Cliff didn't say anything, but kept his eyes on Jeb's wrinkled face, silently hoping he would continue so he could go back down the hill and tell his wife. She was always asking me about Jeb. "Why does he live up there on the hill all by himself?" she would say. "He must have been married to have a daughter that's writing him a letter. What happened to her? Where does the girl live?" and stuff like that about every time he started out for the hill. He turned his gaze to the items on the bench for a second or two and to the pile of boards outside waiting to be made into a wall or a roof or something. It was like Jeb read his mind.
"They went to Californy, leastways that's where the first letter come from," Jeb said. "That letter was written by her....Corina.... that's my daughter...Corina. She was only eleven at the time, but she sure could write a good letter, flowery language, and English usage was perfect, at least as far as I knew, and she could make her letters and words and all so anybody could read 'em. Yes sir, near perfect writer, I would say. She wrote Dear Mister Papa, is what she wrote, Mister Papa, writing like I was a total stranger. Hell, I guess I was by then, it being a few years past when they climbed on that stage. Just about forgot all about me, she did."

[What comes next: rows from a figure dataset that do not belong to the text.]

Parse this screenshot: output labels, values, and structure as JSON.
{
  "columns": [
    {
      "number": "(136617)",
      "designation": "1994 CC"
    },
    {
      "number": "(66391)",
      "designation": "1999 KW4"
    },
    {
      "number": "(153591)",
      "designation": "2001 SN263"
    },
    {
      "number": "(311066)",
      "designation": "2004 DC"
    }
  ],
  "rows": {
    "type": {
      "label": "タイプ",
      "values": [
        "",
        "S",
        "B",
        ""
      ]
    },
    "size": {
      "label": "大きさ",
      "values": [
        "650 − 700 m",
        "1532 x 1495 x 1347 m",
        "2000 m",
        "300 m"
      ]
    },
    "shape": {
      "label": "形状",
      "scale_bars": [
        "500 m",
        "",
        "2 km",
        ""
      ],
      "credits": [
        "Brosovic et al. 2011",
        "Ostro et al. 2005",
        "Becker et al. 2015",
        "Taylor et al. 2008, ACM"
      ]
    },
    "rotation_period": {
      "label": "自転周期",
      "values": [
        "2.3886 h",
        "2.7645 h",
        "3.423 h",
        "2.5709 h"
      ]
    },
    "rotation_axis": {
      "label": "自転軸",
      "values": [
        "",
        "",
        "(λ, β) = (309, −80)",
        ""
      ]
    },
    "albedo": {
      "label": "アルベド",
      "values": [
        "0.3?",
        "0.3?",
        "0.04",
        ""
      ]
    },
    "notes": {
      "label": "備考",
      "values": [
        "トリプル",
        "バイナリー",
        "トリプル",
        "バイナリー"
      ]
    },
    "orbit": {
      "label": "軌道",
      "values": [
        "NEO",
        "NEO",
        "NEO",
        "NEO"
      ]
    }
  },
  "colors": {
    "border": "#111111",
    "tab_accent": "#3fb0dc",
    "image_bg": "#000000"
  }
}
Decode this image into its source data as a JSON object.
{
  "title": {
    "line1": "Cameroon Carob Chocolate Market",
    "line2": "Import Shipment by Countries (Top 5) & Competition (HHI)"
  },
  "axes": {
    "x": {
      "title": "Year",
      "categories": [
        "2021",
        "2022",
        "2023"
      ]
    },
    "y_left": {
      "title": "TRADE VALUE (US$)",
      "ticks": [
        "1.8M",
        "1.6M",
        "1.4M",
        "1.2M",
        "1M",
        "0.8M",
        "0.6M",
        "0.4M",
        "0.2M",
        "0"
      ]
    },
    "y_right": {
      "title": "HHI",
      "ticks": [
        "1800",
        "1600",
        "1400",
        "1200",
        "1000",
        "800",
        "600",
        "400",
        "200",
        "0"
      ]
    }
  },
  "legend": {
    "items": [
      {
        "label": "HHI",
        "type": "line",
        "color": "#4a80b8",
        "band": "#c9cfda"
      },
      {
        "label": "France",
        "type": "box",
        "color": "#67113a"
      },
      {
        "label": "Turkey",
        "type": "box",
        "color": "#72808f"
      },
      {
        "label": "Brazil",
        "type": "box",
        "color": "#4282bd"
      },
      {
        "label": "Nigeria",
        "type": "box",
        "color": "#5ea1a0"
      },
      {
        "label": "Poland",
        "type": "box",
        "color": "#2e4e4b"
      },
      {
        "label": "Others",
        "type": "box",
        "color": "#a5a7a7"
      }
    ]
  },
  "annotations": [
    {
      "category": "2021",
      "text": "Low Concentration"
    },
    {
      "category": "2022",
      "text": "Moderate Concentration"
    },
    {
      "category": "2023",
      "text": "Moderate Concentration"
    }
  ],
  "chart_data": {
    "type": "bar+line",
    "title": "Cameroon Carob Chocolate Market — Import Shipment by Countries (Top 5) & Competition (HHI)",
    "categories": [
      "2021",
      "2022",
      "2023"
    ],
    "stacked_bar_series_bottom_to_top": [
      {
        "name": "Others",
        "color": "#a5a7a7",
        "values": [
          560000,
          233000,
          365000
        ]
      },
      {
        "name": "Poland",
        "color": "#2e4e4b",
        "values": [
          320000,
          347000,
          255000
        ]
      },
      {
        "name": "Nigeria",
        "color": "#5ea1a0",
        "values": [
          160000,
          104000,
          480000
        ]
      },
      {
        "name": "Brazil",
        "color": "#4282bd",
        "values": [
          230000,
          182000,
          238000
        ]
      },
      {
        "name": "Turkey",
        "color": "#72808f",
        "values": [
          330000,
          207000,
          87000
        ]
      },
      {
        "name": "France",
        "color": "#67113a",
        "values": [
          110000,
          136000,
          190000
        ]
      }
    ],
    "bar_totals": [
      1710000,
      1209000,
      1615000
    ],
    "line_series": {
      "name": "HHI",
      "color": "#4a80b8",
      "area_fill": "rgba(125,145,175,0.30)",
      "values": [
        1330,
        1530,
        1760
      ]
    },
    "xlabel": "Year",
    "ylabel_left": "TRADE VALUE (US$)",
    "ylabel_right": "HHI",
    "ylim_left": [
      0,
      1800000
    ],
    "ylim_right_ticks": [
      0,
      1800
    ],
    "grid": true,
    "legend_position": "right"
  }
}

Jeb stopped talking and looked at Cliff with a faraway look in his eyes, sighed, and took a deep breath. "Hell, Cliff, what am I telling you all this for? It don't mean a thing to you, but I guess it still bothers me some. The fact that I can still see 'em crawling onto that stagecoach with that dirty, no-good Johnny-on-the-spot is what bothers me about it. And, Hell, here I am building a house for her like she was going to live in it. Huh! That letter should have been here."
"It probably got sent somewheres else, is probably what happened to it, Jeb," said Cliff. "Let's put a few boards together and pretty soon you'll have that new house."